Three years later, a friend and his wife were expecting their first child and their bull, Shorty, needed a new home.
Swinney happily obliged. After all, his first job had been taking care of a barn and training horses when he was 14.
“It was in my blood,” he said. “I stuck with it my whole life.”
Swinney has rode brahma bulls before but said he isn’t skilled at it. Instead, he specializes in raising them to compete in the Professional Bull Riders and American Bucking Bull, Inc. circuits.
It’s a career that Swinney can make a living on — he said a top-48 placer with one bull can earn a minimum of $50,000 per year.
It’s not exactly easy money, though.
“The guys spend eight seconds on the bull and they’re done,” Swinney said. “They’ll tell you the hardest job in the business is a stock contractor.”
He points toward his once-straight metal gate as an example. Swinney said the manufacturer told him it was the strongest one his company could produce, but Shorty has given it a distinct curve by rushing it several times.
At his former residence, neighbors used to yell, “Cowboy Up,” to get Swinney’s attention when Shorty hurdled the fence and wandered through the yard.
Swinney maintains a person must be “loving and adventuresome” to raise bulls.
“You can’t have an anger-management problem because every once in a while, you’re going to be on the short end of the bull,” he said.
It also is an investment. The 800-pound hay bales he buys at $70 each to feed them last a little more than a week. Swinney also has to keep his beef cattle at a separate ranch from his “professional athletes.”
“If they see you slaughtering a bowline, they’re going to wonder when they’re next,” he said. “They’re smarter than people give them credit for.”
And friendlier, too.
“Most people think bulls are just mean,” he said. “But if you show them love, respect and consideration, they’re just sweethearts.”

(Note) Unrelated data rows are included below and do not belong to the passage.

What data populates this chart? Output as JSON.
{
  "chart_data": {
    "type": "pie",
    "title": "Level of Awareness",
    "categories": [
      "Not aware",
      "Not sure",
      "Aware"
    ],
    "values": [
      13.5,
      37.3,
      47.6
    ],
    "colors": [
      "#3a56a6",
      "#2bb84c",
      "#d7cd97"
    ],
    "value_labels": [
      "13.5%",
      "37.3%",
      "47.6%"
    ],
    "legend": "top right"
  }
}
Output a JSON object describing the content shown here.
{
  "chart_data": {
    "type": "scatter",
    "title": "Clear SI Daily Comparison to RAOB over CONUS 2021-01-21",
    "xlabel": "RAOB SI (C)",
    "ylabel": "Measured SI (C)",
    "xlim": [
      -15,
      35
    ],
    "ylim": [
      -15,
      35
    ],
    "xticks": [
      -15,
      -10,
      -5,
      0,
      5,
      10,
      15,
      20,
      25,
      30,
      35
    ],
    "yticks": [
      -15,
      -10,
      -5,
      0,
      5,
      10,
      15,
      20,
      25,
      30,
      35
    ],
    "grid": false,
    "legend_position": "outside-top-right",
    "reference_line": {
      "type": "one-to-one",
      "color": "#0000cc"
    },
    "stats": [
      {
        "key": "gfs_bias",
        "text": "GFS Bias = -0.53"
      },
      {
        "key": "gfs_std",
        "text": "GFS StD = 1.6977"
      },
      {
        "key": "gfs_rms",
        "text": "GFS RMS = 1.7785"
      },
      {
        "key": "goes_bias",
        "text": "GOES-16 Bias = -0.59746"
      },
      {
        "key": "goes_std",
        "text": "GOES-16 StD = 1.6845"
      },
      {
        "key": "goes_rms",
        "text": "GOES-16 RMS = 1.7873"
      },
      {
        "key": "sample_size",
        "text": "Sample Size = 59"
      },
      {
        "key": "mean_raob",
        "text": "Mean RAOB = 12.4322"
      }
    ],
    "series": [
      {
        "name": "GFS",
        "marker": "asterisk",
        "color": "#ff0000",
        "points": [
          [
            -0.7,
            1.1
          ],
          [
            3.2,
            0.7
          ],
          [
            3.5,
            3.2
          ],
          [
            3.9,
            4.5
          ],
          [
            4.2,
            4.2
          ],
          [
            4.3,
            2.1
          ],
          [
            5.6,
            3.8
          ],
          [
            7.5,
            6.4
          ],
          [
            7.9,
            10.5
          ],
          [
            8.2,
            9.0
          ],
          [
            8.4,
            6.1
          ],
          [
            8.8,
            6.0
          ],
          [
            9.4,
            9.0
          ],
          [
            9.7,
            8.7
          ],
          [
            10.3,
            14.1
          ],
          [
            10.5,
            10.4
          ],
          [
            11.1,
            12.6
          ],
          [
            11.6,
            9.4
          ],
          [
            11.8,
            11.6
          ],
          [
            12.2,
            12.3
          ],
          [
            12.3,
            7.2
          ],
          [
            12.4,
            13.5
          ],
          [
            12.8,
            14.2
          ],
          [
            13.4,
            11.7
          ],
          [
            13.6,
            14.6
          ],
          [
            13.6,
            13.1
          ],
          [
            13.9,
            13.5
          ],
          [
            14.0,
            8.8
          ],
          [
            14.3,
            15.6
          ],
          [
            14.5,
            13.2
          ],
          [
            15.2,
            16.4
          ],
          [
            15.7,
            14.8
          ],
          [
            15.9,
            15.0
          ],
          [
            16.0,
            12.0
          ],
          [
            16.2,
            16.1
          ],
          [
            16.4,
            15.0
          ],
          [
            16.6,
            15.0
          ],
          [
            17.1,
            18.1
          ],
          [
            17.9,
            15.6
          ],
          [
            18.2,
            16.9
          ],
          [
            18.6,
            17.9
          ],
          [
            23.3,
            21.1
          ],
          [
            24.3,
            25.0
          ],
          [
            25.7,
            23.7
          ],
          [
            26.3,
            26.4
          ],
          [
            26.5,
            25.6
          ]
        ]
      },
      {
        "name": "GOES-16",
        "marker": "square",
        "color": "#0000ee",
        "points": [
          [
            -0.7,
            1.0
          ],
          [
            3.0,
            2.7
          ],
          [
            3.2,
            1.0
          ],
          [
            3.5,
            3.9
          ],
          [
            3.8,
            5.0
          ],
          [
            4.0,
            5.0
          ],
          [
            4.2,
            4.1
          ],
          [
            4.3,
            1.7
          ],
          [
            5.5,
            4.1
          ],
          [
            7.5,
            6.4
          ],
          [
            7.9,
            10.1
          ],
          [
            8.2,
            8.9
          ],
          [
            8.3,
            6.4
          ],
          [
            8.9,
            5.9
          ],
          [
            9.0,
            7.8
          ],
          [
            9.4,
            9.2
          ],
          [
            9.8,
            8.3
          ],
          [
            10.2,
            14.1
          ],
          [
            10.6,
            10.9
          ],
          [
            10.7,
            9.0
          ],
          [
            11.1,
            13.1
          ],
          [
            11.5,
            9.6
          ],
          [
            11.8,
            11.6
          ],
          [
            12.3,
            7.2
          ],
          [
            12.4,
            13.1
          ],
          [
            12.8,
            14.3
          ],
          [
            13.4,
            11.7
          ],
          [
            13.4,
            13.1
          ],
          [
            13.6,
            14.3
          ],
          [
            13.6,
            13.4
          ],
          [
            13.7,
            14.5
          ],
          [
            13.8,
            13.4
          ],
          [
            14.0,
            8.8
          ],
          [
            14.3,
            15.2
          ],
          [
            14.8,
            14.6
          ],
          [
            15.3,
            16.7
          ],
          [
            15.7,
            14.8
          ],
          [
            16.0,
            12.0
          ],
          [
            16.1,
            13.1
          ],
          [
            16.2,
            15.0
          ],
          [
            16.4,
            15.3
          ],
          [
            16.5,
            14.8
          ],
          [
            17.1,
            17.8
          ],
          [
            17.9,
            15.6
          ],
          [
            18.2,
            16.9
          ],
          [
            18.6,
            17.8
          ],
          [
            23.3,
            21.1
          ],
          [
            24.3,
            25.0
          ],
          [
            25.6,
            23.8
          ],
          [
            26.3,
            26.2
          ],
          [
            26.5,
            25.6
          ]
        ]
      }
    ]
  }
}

That doesn’t mean they aren’t ornery at times. Swinney said Shorty now is eligible to compete in the PBR because he’s 4 years old.
Getting him to those events can be a challenge at times, though. He uses a hose to spray water around his neck to move him to the trailer.
And if the water hits his head, look out.
Shorty has come after Swinney when that’s occurred and “tossed me around for a while.”
The PBR competes at locations throughout the United States, and when Shorty arrives, Swinney expects him to be desirable because full-blooded brahma bulls are rare.
He said he just needs to use a grinder to get Shorty’s horns to regulation length to avoid spearing before he’s ready.
“If you look at PBR, almost all the bulls are crossed with brahma because they have the longer legs, they’re more agile and they have the hump,” Swinney said. “Shorty and his boys can clear a 5-foot fence standing still.”
From a distance — or even inside with the family — Swinney watches and talks to the bulls with a smile. After all, it beats the alternative.
“Instead of going stir crazy, I’m raising my bulls,” he said. “I guess they were destined to come into my life. It’s been a godsend that they’ve come along.”